The Diels–Alder reaction is classified as a [4+2] cycloaddition in the pericyclic reaction involving a 1,3-diene and an alkene (dienophile) to afford a six-membered ring with four contiguous stereocenters in highly regio- and stereospecific manners. Due to these exquisite selectivities, the Diels–Alder reaction has been utilized for the synthesis of structurally intricate natural products with pharmaceutical and biological activities.1, 2 In principle, Diels–Alder reaction proceeds in a concerted manner. Along this line, Williams and co-workers3 discussed concertedness of Diels–Alder reactions in both enzymatic and non-enzymatic reactions.
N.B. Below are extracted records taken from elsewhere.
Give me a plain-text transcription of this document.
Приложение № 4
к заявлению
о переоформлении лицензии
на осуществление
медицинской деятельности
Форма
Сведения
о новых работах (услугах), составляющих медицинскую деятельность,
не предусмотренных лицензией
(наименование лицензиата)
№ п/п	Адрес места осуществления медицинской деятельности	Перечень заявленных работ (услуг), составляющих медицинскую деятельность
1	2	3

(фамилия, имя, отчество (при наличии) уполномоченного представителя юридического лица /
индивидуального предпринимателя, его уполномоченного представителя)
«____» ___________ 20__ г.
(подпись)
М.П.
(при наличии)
However, regardless confirming its mechanism, synthetic chemists frequently call this extremely useful cyclization reaction as ‘a formal Diels–Alder reaction’. Extensive survey of natural formal [4+2] adducts suggested that >400 natural products are potentially biosynthesized by formal Diels–Alderases (DAases).4, 5, 6 Representative examples of natural [4+2] cycloadducts are shown in Figure 1. These include intermolecular adducts (plagiospirolide A, obtunone and guaiane sesquiterpene dimer),7, 8, 9 intramolecular adducts (ircinianin, chaetoglobosin A)10, 11 and a hetero-Diels–Alder adducts (grandione).12

Figure 1
figure 1

Natural products presumably constructed by Diels–Alder reaction.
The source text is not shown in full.